I was working on some back end code that I have been rewriting lately and I was working on a spell checker that I originally wrote about two years ago.
As I’m updating the code for the new capabilities on my server I started thinking about using phonetic spell checking to identify words as spam words even if the characters are not correct.
The best example I have come to think up so far is the work viagra and the spam word v|@gr@. Notice the usage of the pipe (|) and the at sign (@) to replace the letter i and the letter a respectively.
The spell checker algorithm that I use only looks at vowels if they are the first letter of the word, therefore the special character in place of the vowels would not even be evaluated if they are not the very first character.
The phonetic encoding for the two variations of the word are as follows:
viagra = FGR
v|@gr@ = FGR
After getting the phonetic encoding it would be a matter of evaluating the word against a list of known spam words. The database of 47,000 words that I have in my spell checker database have no other words that use the phonetic key of FGR. That means that both versions of the word would be considered a spam word and there is little chance that this word would give a false positive.

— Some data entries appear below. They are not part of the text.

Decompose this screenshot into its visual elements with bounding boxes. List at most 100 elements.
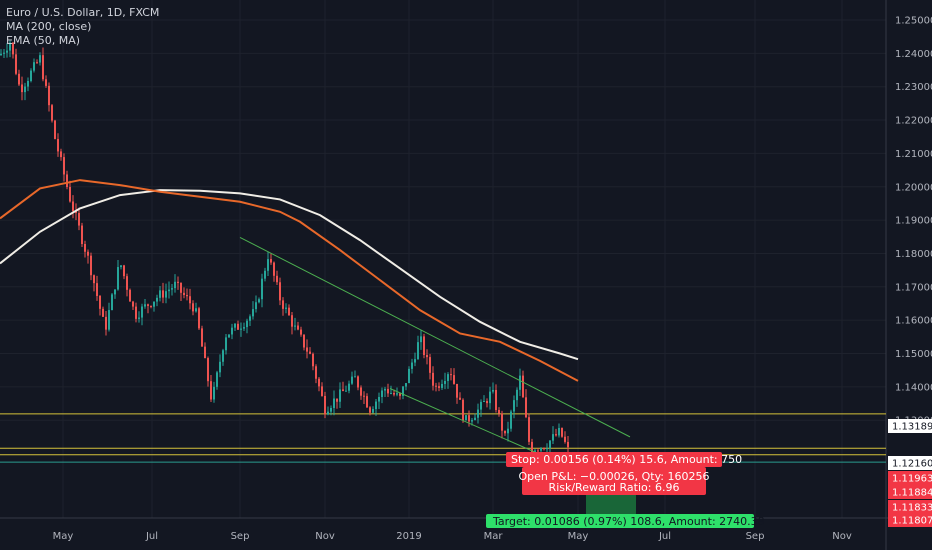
candle-body [33, 62, 35, 71]
time-axis-tick-label: May [53, 531, 74, 542]
candle-body [189, 296, 191, 304]
risk-reward-label: Risk/Reward Ratio: 6.96 [549, 481, 680, 494]
candle-body [321, 386, 323, 396]
ma200-line[interactable] [0, 189, 579, 361]
candle-body [534, 450, 536, 453]
candle-body [207, 358, 209, 382]
candle-body [141, 306, 143, 318]
candle-body [462, 399, 464, 421]
target-label-bg[interactable] [486, 514, 754, 528]
channel-upper-line[interactable] [239, 236, 631, 438]
candle-body [300, 329, 302, 335]
candle-body [54, 120, 56, 139]
candle-body [306, 347, 308, 352]
candle-body [393, 392, 395, 395]
candle-body [102, 308, 104, 317]
price-axis-label-bg [888, 513, 932, 527]
candle-body [558, 427, 560, 436]
candle-body [249, 316, 251, 321]
candle-body [21, 84, 23, 93]
candle-body [339, 389, 341, 402]
legend-ema50[interactable]: EMA (50, MA) [6, 34, 81, 47]
candle-body [9, 42, 11, 51]
candle-body [324, 395, 326, 415]
candle-body [396, 393, 398, 395]
candle-body [237, 323, 239, 330]
candle-body [66, 174, 68, 187]
time-axis-tick-label: Nov [315, 531, 335, 542]
candle-body [78, 212, 80, 226]
price-axis-tick-label: 1.16000 [895, 316, 932, 327]
candle-body [537, 450, 539, 452]
candle-body [42, 55, 44, 80]
candle-body [498, 410, 500, 414]
candle-body [435, 385, 437, 387]
price-axis-tick-label: 1.24000 [895, 49, 932, 60]
candle-body [567, 441, 569, 448]
candle-body [564, 436, 566, 442]
candle-body [270, 259, 272, 263]
candle-body [135, 306, 137, 319]
stop-label-bg[interactable] [506, 452, 722, 467]
pnl-label-bg[interactable] [522, 467, 706, 495]
candle-body [87, 251, 89, 256]
candle-body [138, 317, 140, 319]
price-axis-label: 1.11963 [892, 474, 932, 485]
candle-body [555, 434, 557, 436]
candle-body [90, 255, 92, 276]
candle-body [552, 434, 554, 441]
candle-body [264, 270, 266, 279]
price-axis-label: 1.12160 [892, 459, 932, 470]
candle-body [432, 372, 434, 386]
price-axis-tick-label: 1.23000 [895, 82, 932, 93]
candle-body [183, 292, 185, 295]
candle-body [174, 281, 176, 289]
candle-body [390, 392, 392, 394]
candle-body [48, 85, 50, 106]
candle-body [303, 334, 305, 348]
candle-body [75, 211, 77, 213]
time-axis-tick-label: Mar [484, 531, 504, 542]
candle-body [240, 328, 242, 330]
time-axis-tick-label: Nov [832, 531, 852, 542]
candle-body [345, 390, 347, 392]
candle-body [45, 79, 47, 86]
price-axis-label: 1.11833 [892, 503, 932, 514]
legend-ma200[interactable]: MA (200, close) [6, 20, 92, 33]
candle-body [441, 383, 443, 388]
candle-body [531, 441, 533, 453]
candle-body [447, 374, 449, 381]
candle-body [96, 283, 98, 296]
price-axis-tick-label: 1.14000 [895, 382, 932, 393]
candle-body [69, 186, 71, 202]
candle-body [546, 448, 548, 450]
candle-body [153, 301, 155, 307]
candle-body [201, 328, 203, 347]
candle-body [231, 327, 233, 335]
candle-body [372, 409, 374, 413]
candle-body [213, 386, 215, 400]
price-axis-tick-label: 1.20000 [895, 182, 932, 193]
candle-body [429, 357, 431, 373]
time-axis-tick-label: May [568, 531, 589, 542]
candle-body [351, 376, 353, 384]
candle-body [507, 428, 509, 434]
candle-body [123, 265, 125, 277]
candle-body [39, 55, 41, 63]
candle-body [162, 290, 164, 298]
candle-body [375, 401, 377, 410]
candle-body [228, 334, 230, 338]
candle-body [243, 327, 245, 329]
candle-body [405, 383, 407, 387]
candle-body [360, 387, 362, 396]
candle-body [279, 282, 281, 301]
ema50-line[interactable] [0, 179, 579, 382]
candle-body [333, 398, 335, 408]
time-axis-tick-label: 2019 [396, 531, 421, 542]
candle-body [387, 388, 389, 394]
time-axis-tick-label: Sep [231, 531, 250, 542]
candle-body [99, 295, 101, 309]
candle-body [105, 316, 107, 330]
candle-body [318, 378, 320, 387]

The only concern that I have on this idea is that many words do generate the same phonetic keys. This would create two issues in my mind, one good and one bad. First the good, there would be fewer potential phonetic keys then there ever could be word combinations. Fewer phonetic keys means faster look ups.
The second problem is that with fewer phonetic keys you are more likely to get false positives or the averages of the words would tend toward neutral more then bad.
Using the Paul Graham Plan for Spam, (Get a copy of Hackers and Painters) this would inherently look for the 15 to 20 ‘most interesting’ words in the email message to generate the spam rating. If a spam word has the same phonetic key as a word that is generally benign, then the spam rating would tend more toward neutral.
The true benefit is to catch the intentional misspellings and usage of special characters in spam messages, and that might be enough to consider further investigation into this method.